Premier film de Louis-Julien Petit, Discount commence là. Dans une périphérie industrielle quelconque, sous un ciel gris contrastant avec les couleurs acidulées d’un supermarché aux relents d’univers carcéral. Conscients qu’ils ne valent pas plus que ces emballages piétinés dans une benne, tous jetables, ils sont quelques-uns à vouloir relever la tête, prendre en main leur destin. Cinq potes et collègues imaginant, en guise de prime de licenciement, le détournement de marchandises pour créer leur propre supermarché alternatif. À prix cassés. Une révolte de retors qui se veut joyeuse, emmenée par Gilles, accompagné de Christiane, Emma, Alfred et Momo. Accrochés à leur besoin de dignité. Entre deux séquences de travail, entre deux actes de « résistance civique », Louis-Julien Petit livre des bribes de vie des uns et des autres, plus ou moins meurtris dans leur sphère intime, têtes hautes gardant, sans plaintes, hères esseulés.
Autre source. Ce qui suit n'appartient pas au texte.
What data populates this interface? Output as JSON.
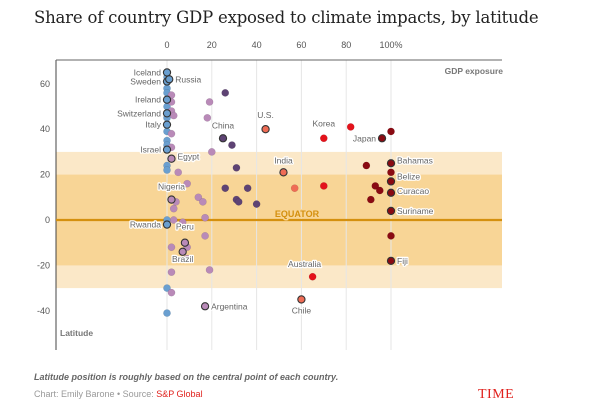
{
  "title": "Share of country GDP exposed to climate impacts, by latitude",
  "footer": {
    "note": "Latitude position is roughly based on the central point of each country.",
    "credit_prefix": "Chart: Emily Barone • Source: ",
    "source": "S&P Global",
    "logo": "TIME"
  },
  "chart_data": {
    "type": "scatter",
    "title": "Share of country GDP exposed to climate impacts, by latitude",
    "xlabel": "GDP exposure",
    "ylabel": "Latitude",
    "xlim": [
      0,
      100
    ],
    "ylim": [
      -50,
      70
    ],
    "x_ticks": [
      "0",
      "20",
      "40",
      "60",
      "80",
      "100%"
    ],
    "x_tick_values": [
      0,
      20,
      40,
      60,
      80,
      100
    ],
    "y_ticks": [
      "60",
      "40",
      "20",
      "0",
      "-20",
      "-40"
    ],
    "y_tick_values": [
      60,
      40,
      20,
      0,
      -20,
      -40
    ],
    "bands": [
      {
        "from": -30,
        "to": 30,
        "color": "#fbe8c8"
      },
      {
        "from": -20,
        "to": 20,
        "color": "#f8d596"
      }
    ],
    "equator": {
      "label": "EQUATOR",
      "value": 0,
      "color": "#d4900f"
    },
    "color_scale": [
      "#6a9fd0",
      "#b98ab8",
      "#5e4374",
      "#ef6c55",
      "#e4121b",
      "#8a0a12"
    ],
    "points": [
      {
        "name": "Iceland",
        "x": 0,
        "y": 65,
        "label": true,
        "outline": true
      },
      {
        "name": "Sweden",
        "x": 0,
        "y": 61,
        "label": true,
        "outline": true
      },
      {
        "name": "Russia",
        "x": 1,
        "y": 62,
        "label": true,
        "outline": true
      },
      {
        "name": "Ireland",
        "x": 0,
        "y": 53,
        "label": true,
        "outline": true
      },
      {
        "name": "Switzerland",
        "x": 0,
        "y": 47,
        "label": true,
        "outline": true
      },
      {
        "name": "Italy",
        "x": 0,
        "y": 42,
        "label": true,
        "outline": true
      },
      {
        "name": "Israel",
        "x": 0,
        "y": 31,
        "label": true,
        "outline": true
      },
      {
        "name": "Egypt",
        "x": 2,
        "y": 27,
        "label": true,
        "outline": true
      },
      {
        "name": "Nigeria",
        "x": 2,
        "y": 9,
        "label": true,
        "outline": true
      },
      {
        "name": "Rwanda",
        "x": 0,
        "y": -2,
        "label": true,
        "outline": true
      },
      {
        "name": "Peru",
        "x": 8,
        "y": -10,
        "label": true,
        "outline": true
      },
      {
        "name": "Brazil",
        "x": 7,
        "y": -14,
        "label": true,
        "outline": true
      },
      {
        "name": "Argentina",
        "x": 17,
        "y": -38,
        "label": true,
        "outline": true
      },
      {
        "name": "China",
        "x": 25,
        "y": 36,
        "label": true,
        "outline": true
      },
      {
        "name": "U.S.",
        "x": 44,
        "y": 40,
        "label": true,
        "outline": true
      },
      {
        "name": "India",
        "x": 52,
        "y": 21,
        "label": true,
        "outline": true
      },
      {
        "name": "Korea",
        "x": 70,
        "y": 36,
        "label": true,
        "outline": false
      },
      {
        "name": "Japan",
        "x": 96,
        "y": 36,
        "label": true,
        "outline": true
      },
      {
        "name": "Bahamas",
        "x": 100,
        "y": 25,
        "label": true,
        "outline": true
      },
      {
        "name": "Belize",
        "x": 100,
        "y": 17,
        "label": true,
        "outline": true
      },
      {
        "name": "Curacao",
        "x": 100,
        "y": 12,
        "label": true,
        "outline": true
      },
      {
        "name": "Suriname",
        "x": 100,
        "y": 4,
        "label": true,
        "outline": true
      },
      {
        "name": "Fiji",
        "x": 100,
        "y": -18,
        "label": true,
        "outline": true
      },
      {
        "name": "Australia",
        "x": 65,
        "y": -25,
        "label": true,
        "outline": false
      },
      {
        "name": "Chile",
        "x": 60,
        "y": -35,
        "label": true,
        "outline": true
      },
      {
        "name": "",
        "x": 0,
        "y": 63
      },
      {
        "name": "",
        "x": 0,
        "y": 58
      },
      {
        "name": "",
        "x": 0,
        "y": 56
      },
      {
        "name": "",
        "x": 0,
        "y": 50
      },
      {
        "name": "",
        "x": 0,
        "y": 45
      },
      {
        "name": "",
        "x": 0,
        "y": 39
      },
      {
        "name": "",
        "x": 0,
        "y": 35
      },
      {
        "name": "",
        "x": 0,
        "y": 33
      },
      {
        "name": "",
        "x": 0,
        "y": 24
      },
      {
        "name": "",
        "x": 0,
        "y": 22
      },
      {
        "name": "",
        "x": 0,
        "y": 0
      },
      {
        "name": "",
        "x": 0,
        "y": -30
      },
      {
        "name": "",
        "x": 0,
        "y": -41
      },
      {
        "name": "",
        "x": 2,
        "y": 55
      },
      {
        "name": "",
        "x": 2,
        "y": 52
      },
      {
        "name": "",
        "x": 2,
        "y": 48
      },
      {
        "name": "",
        "x": 3,
        "y": 46
      },
      {
        "name": "",
        "x": 2,
        "y": 38
      },
      {
        "name": "",
        "x": 2,
        "y": 32
      },
      {
        "name": "",
        "x": 5,
        "y": 21
      },
      {
        "name": "",
        "x": 9,
        "y": 16
      },
      {
        "name": "",
        "x": 4,
        "y": 8
      },
      {
        "name": "",
        "x": 3,
        "y": 5
      },
      {
        "name": "",
        "x": 3,
        "y": 0
      },
      {
        "name": "",
        "x": 7,
        "y": -1
      },
      {
        "name": "",
        "x": 2,
        "y": -12
      },
      {
        "name": "",
        "x": 9,
        "y": -12
      },
      {
        "name": "",
        "x": 9,
        "y": -17
      },
      {
        "name": "",
        "x": 2,
        "y": -23
      },
      {
        "name": "",
        "x": 19,
        "y": -22
      },
      {
        "name": "",
        "x": 2,
        "y": -32
      },
      {
        "name": "",
        "x": 14,
        "y": 10
      },
      {
        "name": "",
        "x": 16,
        "y": 8
      },
      {
        "name": "",
        "x": 17,
        "y": 1
      },
      {
        "name": "",
        "x": 17,
        "y": -7
      },
      {
        "name": "",
        "x": 18,
        "y": 45
      },
      {
        "name": "",
        "x": 19,
        "y": 52
      },
      {
        "name": "",
        "x": 26,
        "y": 56
      },
      {
        "name": "",
        "x": 20,
        "y": 30
      },
      {
        "name": "",
        "x": 29,
        "y": 33
      },
      {
        "name": "",
        "x": 31,
        "y": 23
      },
      {
        "name": "",
        "x": 26,
        "y": 14
      },
      {
        "name": "",
        "x": 31,
        "y": 9
      },
      {
        "name": "",
        "x": 32,
        "y": 8
      },
      {
        "name": "",
        "x": 36,
        "y": 14
      },
      {
        "name": "",
        "x": 40,
        "y": 7
      },
      {
        "name": "",
        "x": 57,
        "y": 14
      },
      {
        "name": "",
        "x": 70,
        "y": 15
      },
      {
        "name": "",
        "x": 82,
        "y": 41
      },
      {
        "name": "",
        "x": 100,
        "y": 39
      },
      {
        "name": "",
        "x": 89,
        "y": 24
      },
      {
        "name": "",
        "x": 100,
        "y": 21
      },
      {
        "name": "",
        "x": 93,
        "y": 15
      },
      {
        "name": "",
        "x": 95,
        "y": 13
      },
      {
        "name": "",
        "x": 91,
        "y": 9
      },
      {
        "name": "",
        "x": 100,
        "y": -7
      }
    ]
  }
}
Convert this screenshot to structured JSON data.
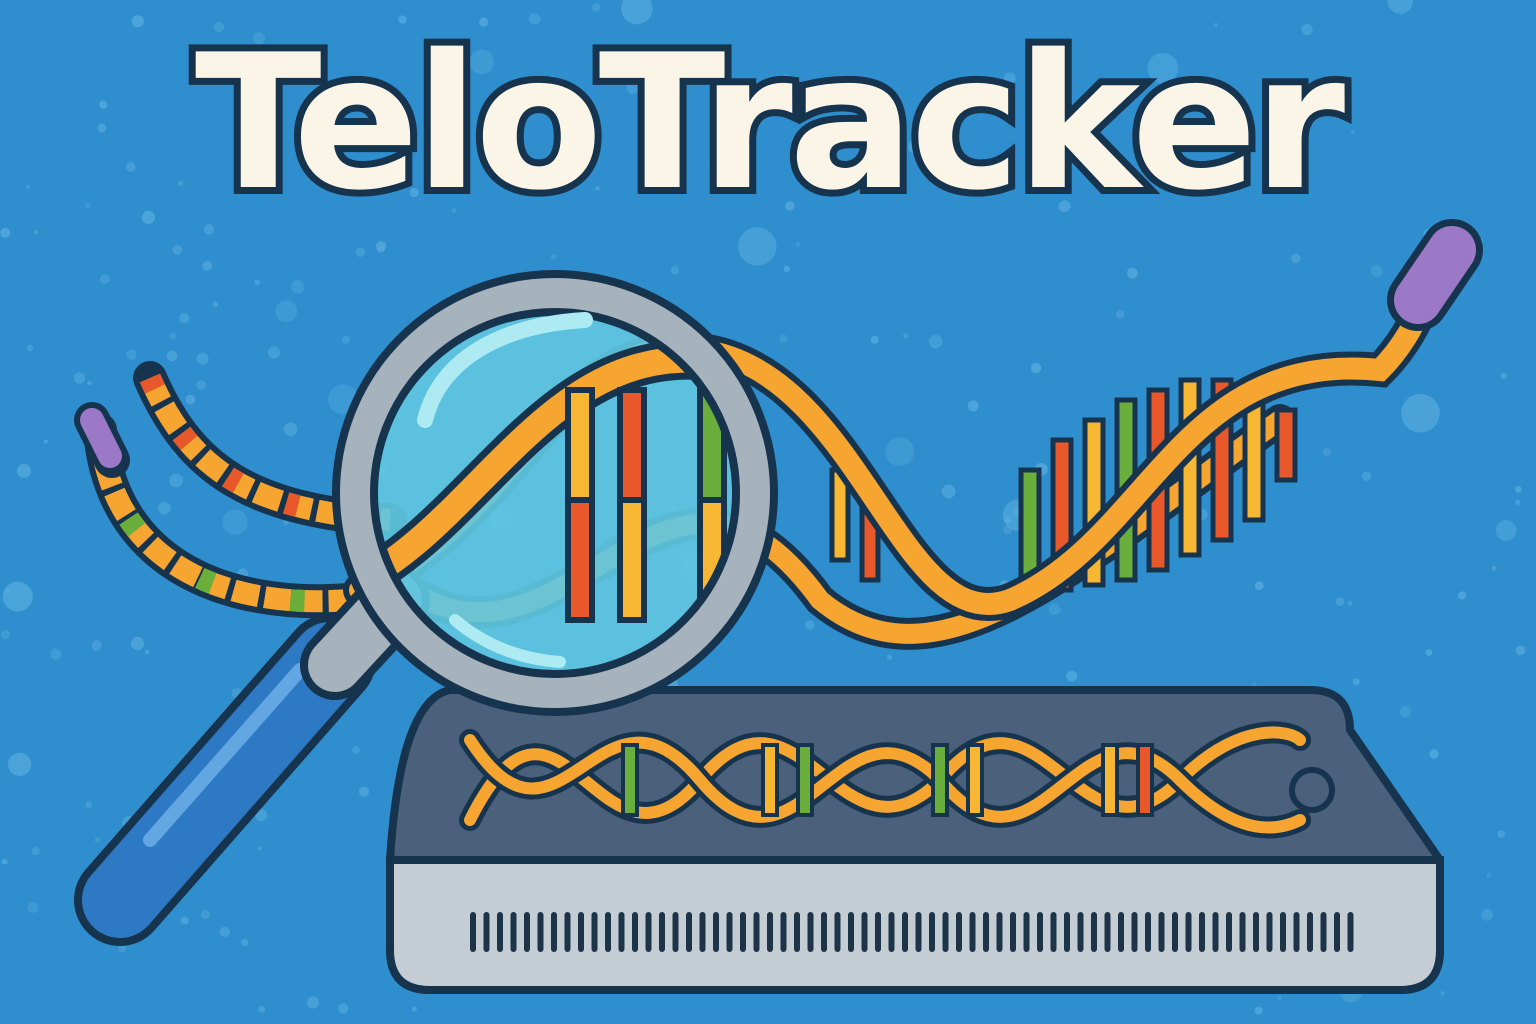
{
  "title": "TeloTracker",
  "icons": [
    "magnifying-glass-icon",
    "dna-helix-icon",
    "telomere-strand-icon",
    "sequencer-device-icon"
  ],
  "colors": {
    "background": "#2f8fce",
    "outline": "#17344f",
    "title_fill": "#fbf5e8",
    "strand_orange": "#f6a531",
    "base_red": "#e8582a",
    "base_green": "#6aae3c",
    "base_yellow": "#f7b733",
    "telomere_cap": "#9b79c6",
    "lens": "#5fc6df",
    "device_body": "#4b607a",
    "device_front": "#c4ccd4"
  }
}
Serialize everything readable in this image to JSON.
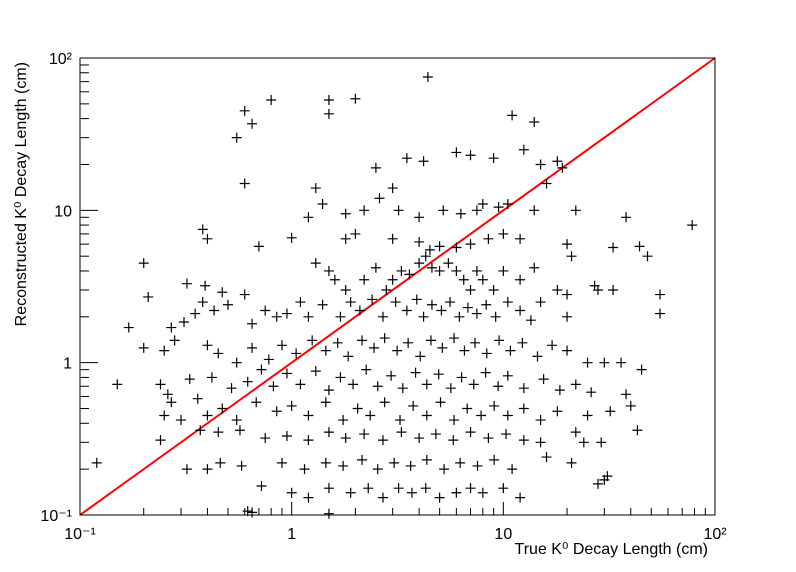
{
  "chart_data": {
    "type": "scatter",
    "xlabel": "True K⁰ Decay Length (cm)",
    "ylabel": "Reconstructed K⁰ Decay Length (cm)",
    "xscale": "log",
    "yscale": "log",
    "xlim": [
      0.1,
      100
    ],
    "ylim": [
      0.1,
      100
    ],
    "x_ticks": [
      {
        "value": 0.1,
        "label": "10⁻¹"
      },
      {
        "value": 1,
        "label": "1"
      },
      {
        "value": 10,
        "label": "10"
      },
      {
        "value": 100,
        "label": "10²"
      }
    ],
    "y_ticks": [
      {
        "value": 0.1,
        "label": "10⁻¹"
      },
      {
        "value": 1,
        "label": "1"
      },
      {
        "value": 10,
        "label": "10"
      },
      {
        "value": 100,
        "label": "10²"
      }
    ],
    "grid": false,
    "legend": "none",
    "marker": "+",
    "marker_color": "#000000",
    "reference_line": {
      "label": "",
      "color": "#ff0000",
      "from": [
        0.1,
        0.1
      ],
      "to": [
        100,
        100
      ]
    },
    "series": [
      {
        "points": [
          [
            4.4,
            75
          ],
          [
            0.8,
            53
          ],
          [
            1.5,
            53
          ],
          [
            2.0,
            54
          ],
          [
            1.5,
            43
          ],
          [
            0.6,
            45
          ],
          [
            0.65,
            37
          ],
          [
            0.55,
            30
          ],
          [
            11.0,
            42
          ],
          [
            14.0,
            38
          ],
          [
            6.0,
            24
          ],
          [
            7.0,
            23
          ],
          [
            9.0,
            22
          ],
          [
            12.5,
            25
          ],
          [
            15.0,
            20
          ],
          [
            18.0,
            21
          ],
          [
            19.0,
            19
          ],
          [
            16.0,
            15
          ],
          [
            3.5,
            22
          ],
          [
            4.2,
            21
          ],
          [
            2.5,
            19
          ],
          [
            3.0,
            14
          ],
          [
            1.3,
            14
          ],
          [
            0.6,
            15
          ],
          [
            1.4,
            11
          ],
          [
            1.2,
            9
          ],
          [
            1.8,
            9.5
          ],
          [
            2.2,
            10
          ],
          [
            2.6,
            12
          ],
          [
            3.2,
            10
          ],
          [
            4.0,
            9
          ],
          [
            5.2,
            10
          ],
          [
            6.3,
            9.5
          ],
          [
            7.5,
            10
          ],
          [
            8.0,
            11
          ],
          [
            9.5,
            10.5
          ],
          [
            10.5,
            11
          ],
          [
            14.0,
            10
          ],
          [
            22.0,
            10
          ],
          [
            38.0,
            9
          ],
          [
            78.0,
            8
          ],
          [
            0.38,
            7.5
          ],
          [
            0.4,
            6.5
          ],
          [
            1.0,
            6.6
          ],
          [
            0.7,
            5.8
          ],
          [
            1.8,
            6.5
          ],
          [
            2.0,
            7.0
          ],
          [
            3.0,
            6.5
          ],
          [
            4.0,
            6.2
          ],
          [
            4.5,
            5.5
          ],
          [
            5.0,
            5.8
          ],
          [
            6.0,
            5.7
          ],
          [
            7.0,
            6.0
          ],
          [
            8.5,
            6.5
          ],
          [
            10.0,
            7.0
          ],
          [
            12.0,
            6.5
          ],
          [
            20.0,
            6.0
          ],
          [
            21.0,
            5.0
          ],
          [
            33.0,
            5.7
          ],
          [
            44.0,
            5.8
          ],
          [
            48.0,
            5.0
          ],
          [
            0.2,
            4.5
          ],
          [
            0.21,
            2.7
          ],
          [
            0.32,
            3.3
          ],
          [
            0.39,
            3.2
          ],
          [
            0.47,
            2.9
          ],
          [
            0.38,
            2.5
          ],
          [
            0.6,
            2.8
          ],
          [
            1.3,
            4.5
          ],
          [
            1.5,
            4.0
          ],
          [
            1.6,
            3.5
          ],
          [
            1.8,
            3.0
          ],
          [
            2.2,
            3.5
          ],
          [
            2.5,
            4.2
          ],
          [
            2.8,
            3.0
          ],
          [
            3.0,
            3.5
          ],
          [
            3.3,
            4.0
          ],
          [
            3.6,
            3.8
          ],
          [
            4.0,
            4.5
          ],
          [
            4.3,
            5.0
          ],
          [
            4.6,
            4.2
          ],
          [
            5.0,
            4.0
          ],
          [
            5.5,
            4.5
          ],
          [
            6.0,
            4.0
          ],
          [
            6.5,
            3.5
          ],
          [
            7.0,
            3.0
          ],
          [
            7.5,
            4.0
          ],
          [
            8.0,
            3.5
          ],
          [
            9.0,
            3.0
          ],
          [
            10.0,
            4.0
          ],
          [
            12.0,
            3.5
          ],
          [
            14.0,
            4.2
          ],
          [
            18.0,
            3.0
          ],
          [
            20.0,
            2.8
          ],
          [
            27.0,
            3.2
          ],
          [
            28.0,
            3.0
          ],
          [
            33.0,
            3.0
          ],
          [
            55.0,
            2.8
          ],
          [
            55.0,
            2.1
          ],
          [
            0.17,
            1.7
          ],
          [
            0.27,
            1.7
          ],
          [
            0.31,
            1.85
          ],
          [
            0.35,
            2.1
          ],
          [
            0.43,
            2.2
          ],
          [
            0.5,
            2.4
          ],
          [
            0.65,
            1.8
          ],
          [
            0.75,
            2.2
          ],
          [
            0.85,
            2.0
          ],
          [
            0.95,
            2.1
          ],
          [
            1.1,
            2.5
          ],
          [
            1.2,
            2.0
          ],
          [
            1.4,
            2.4
          ],
          [
            1.7,
            2.0
          ],
          [
            1.9,
            2.5
          ],
          [
            2.1,
            2.2
          ],
          [
            2.4,
            2.6
          ],
          [
            2.7,
            2.0
          ],
          [
            3.1,
            2.5
          ],
          [
            3.5,
            2.2
          ],
          [
            3.9,
            2.6
          ],
          [
            4.2,
            2.0
          ],
          [
            4.6,
            2.4
          ],
          [
            5.1,
            2.2
          ],
          [
            5.6,
            2.5
          ],
          [
            6.2,
            2.0
          ],
          [
            6.8,
            2.3
          ],
          [
            7.5,
            2.1
          ],
          [
            8.3,
            2.4
          ],
          [
            9.2,
            2.0
          ],
          [
            10.5,
            2.5
          ],
          [
            12.0,
            2.2
          ],
          [
            13.5,
            1.9
          ],
          [
            15.0,
            2.5
          ],
          [
            20.0,
            2.0
          ],
          [
            0.2,
            1.25
          ],
          [
            0.25,
            1.2
          ],
          [
            0.28,
            1.4
          ],
          [
            0.4,
            1.3
          ],
          [
            0.45,
            1.15
          ],
          [
            0.55,
            1.0
          ],
          [
            0.65,
            1.25
          ],
          [
            0.78,
            1.05
          ],
          [
            0.9,
            1.3
          ],
          [
            1.05,
            1.15
          ],
          [
            1.25,
            1.4
          ],
          [
            1.45,
            1.2
          ],
          [
            1.65,
            1.35
          ],
          [
            1.85,
            1.1
          ],
          [
            2.15,
            1.4
          ],
          [
            2.45,
            1.25
          ],
          [
            2.75,
            1.45
          ],
          [
            3.15,
            1.2
          ],
          [
            3.55,
            1.35
          ],
          [
            4.05,
            1.1
          ],
          [
            4.55,
            1.4
          ],
          [
            5.15,
            1.25
          ],
          [
            5.85,
            1.45
          ],
          [
            6.55,
            1.2
          ],
          [
            7.35,
            1.35
          ],
          [
            8.35,
            1.15
          ],
          [
            9.55,
            1.4
          ],
          [
            10.8,
            1.2
          ],
          [
            12.3,
            1.35
          ],
          [
            14.5,
            1.1
          ],
          [
            17.0,
            1.3
          ],
          [
            20.0,
            1.2
          ],
          [
            25.0,
            1.0
          ],
          [
            30.0,
            1.0
          ],
          [
            36.0,
            1.0
          ],
          [
            45.0,
            0.9
          ],
          [
            0.15,
            0.72
          ],
          [
            0.24,
            0.72
          ],
          [
            0.26,
            0.62
          ],
          [
            0.33,
            0.78
          ],
          [
            0.42,
            0.8
          ],
          [
            0.52,
            0.68
          ],
          [
            0.62,
            0.75
          ],
          [
            0.72,
            0.9
          ],
          [
            0.82,
            0.7
          ],
          [
            0.95,
            0.85
          ],
          [
            1.1,
            0.72
          ],
          [
            1.3,
            0.88
          ],
          [
            1.5,
            0.66
          ],
          [
            1.7,
            0.8
          ],
          [
            1.95,
            0.72
          ],
          [
            2.25,
            0.9
          ],
          [
            2.55,
            0.7
          ],
          [
            2.95,
            0.82
          ],
          [
            3.35,
            0.68
          ],
          [
            3.85,
            0.86
          ],
          [
            4.35,
            0.72
          ],
          [
            4.95,
            0.84
          ],
          [
            5.65,
            0.68
          ],
          [
            6.35,
            0.8
          ],
          [
            7.25,
            0.72
          ],
          [
            8.25,
            0.86
          ],
          [
            9.45,
            0.7
          ],
          [
            10.5,
            0.82
          ],
          [
            12.5,
            0.68
          ],
          [
            15.5,
            0.78
          ],
          [
            18.5,
            0.66
          ],
          [
            22.0,
            0.72
          ],
          [
            26.0,
            0.64
          ],
          [
            0.25,
            0.45
          ],
          [
            0.27,
            0.55
          ],
          [
            0.3,
            0.42
          ],
          [
            0.36,
            0.58
          ],
          [
            0.4,
            0.45
          ],
          [
            0.47,
            0.5
          ],
          [
            0.55,
            0.42
          ],
          [
            0.68,
            0.55
          ],
          [
            0.85,
            0.48
          ],
          [
            1.0,
            0.52
          ],
          [
            1.2,
            0.45
          ],
          [
            1.45,
            0.55
          ],
          [
            1.75,
            0.42
          ],
          [
            2.05,
            0.5
          ],
          [
            2.35,
            0.45
          ],
          [
            2.75,
            0.55
          ],
          [
            3.25,
            0.42
          ],
          [
            3.75,
            0.52
          ],
          [
            4.35,
            0.45
          ],
          [
            5.05,
            0.55
          ],
          [
            5.85,
            0.42
          ],
          [
            6.75,
            0.5
          ],
          [
            7.85,
            0.45
          ],
          [
            9.05,
            0.52
          ],
          [
            10.5,
            0.45
          ],
          [
            12.5,
            0.5
          ],
          [
            15.0,
            0.42
          ],
          [
            18.0,
            0.48
          ],
          [
            25.0,
            0.45
          ],
          [
            32.0,
            0.48
          ],
          [
            38.0,
            0.62
          ],
          [
            40.0,
            0.52
          ],
          [
            0.24,
            0.31
          ],
          [
            0.37,
            0.36
          ],
          [
            0.45,
            0.35
          ],
          [
            0.57,
            0.36
          ],
          [
            0.75,
            0.32
          ],
          [
            0.95,
            0.33
          ],
          [
            1.2,
            0.31
          ],
          [
            1.5,
            0.35
          ],
          [
            1.8,
            0.32
          ],
          [
            2.2,
            0.34
          ],
          [
            2.7,
            0.31
          ],
          [
            3.3,
            0.35
          ],
          [
            4.0,
            0.32
          ],
          [
            4.8,
            0.34
          ],
          [
            5.8,
            0.31
          ],
          [
            7.0,
            0.35
          ],
          [
            8.5,
            0.32
          ],
          [
            10.3,
            0.34
          ],
          [
            12.5,
            0.31
          ],
          [
            15.0,
            0.3
          ],
          [
            22.0,
            0.35
          ],
          [
            24.0,
            0.3
          ],
          [
            29.0,
            0.3
          ],
          [
            43.0,
            0.36
          ],
          [
            0.12,
            0.22
          ],
          [
            0.32,
            0.2
          ],
          [
            0.4,
            0.2
          ],
          [
            0.46,
            0.22
          ],
          [
            0.58,
            0.21
          ],
          [
            0.9,
            0.22
          ],
          [
            1.15,
            0.2
          ],
          [
            1.45,
            0.22
          ],
          [
            1.75,
            0.21
          ],
          [
            2.15,
            0.23
          ],
          [
            2.55,
            0.2
          ],
          [
            3.05,
            0.22
          ],
          [
            3.65,
            0.21
          ],
          [
            4.35,
            0.23
          ],
          [
            5.25,
            0.2
          ],
          [
            6.25,
            0.22
          ],
          [
            7.55,
            0.21
          ],
          [
            9.05,
            0.23
          ],
          [
            11.0,
            0.2
          ],
          [
            16.0,
            0.24
          ],
          [
            21.0,
            0.22
          ],
          [
            30.0,
            0.17
          ],
          [
            28.0,
            0.16
          ],
          [
            31.0,
            0.18
          ],
          [
            0.72,
            0.155
          ],
          [
            1.0,
            0.14
          ],
          [
            1.2,
            0.13
          ],
          [
            1.5,
            0.15
          ],
          [
            1.9,
            0.14
          ],
          [
            2.3,
            0.15
          ],
          [
            2.7,
            0.13
          ],
          [
            3.2,
            0.15
          ],
          [
            3.7,
            0.14
          ],
          [
            4.3,
            0.15
          ],
          [
            5.0,
            0.13
          ],
          [
            6.0,
            0.14
          ],
          [
            7.0,
            0.15
          ],
          [
            8.0,
            0.14
          ],
          [
            10.0,
            0.15
          ],
          [
            12.0,
            0.13
          ],
          [
            0.62,
            0.106
          ],
          [
            0.65,
            0.104
          ],
          [
            1.5,
            0.102
          ]
        ]
      }
    ]
  }
}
Des bribes d’existence humble, insérées dans la narration, apportant de l’épaisseur aux personnages, glissées subtilement le long d’un montage vif, nerveux, à l’esthétique soignée, dans un récit passant d’un registre à l’autre, entre gravité et légèreté (avant de prendre un parti). Avec un mot d’ordre au-dessus de la débrouille et de l’amitié : « solidaires ! », point d’exclamation compris, décliné dans cette « rébellion positive » furieusement drôle, qui s’exprime ne serait-ce qu’à travers un ticket de promotion donné aux plus démunis.

Porté par des comédiens au jeu plus que réaliste (Olivier Barthélémy, Corinne Masiero, Pascal Demolon, Sarah Suco et M’Barek Belkouk, époustouflants d’humanité, de justesse, comme l’est Zabou Breitman dans son rôle de gérante autoritaire), le réalisateur signe ainsi une comédie sociale douce-amère, une remarquable leçon de générosité, fraîche et fringante. Une fiction engagée d’autant plus forte et universelle que Louis-Julien Petit ne s’attache pas au seul sujet des conditions de travail dans un hard-discount, mais pointe également les méthodes de management, la pression de la rentabilité, le gaspillage alimentaire, les traitements dégradants des ressources dites « humaines », les humiliations des petits chefs, la déshumanisation de notre société. Sans s’épargner d’un regard humoristique et jubilatoire dans son sens critique.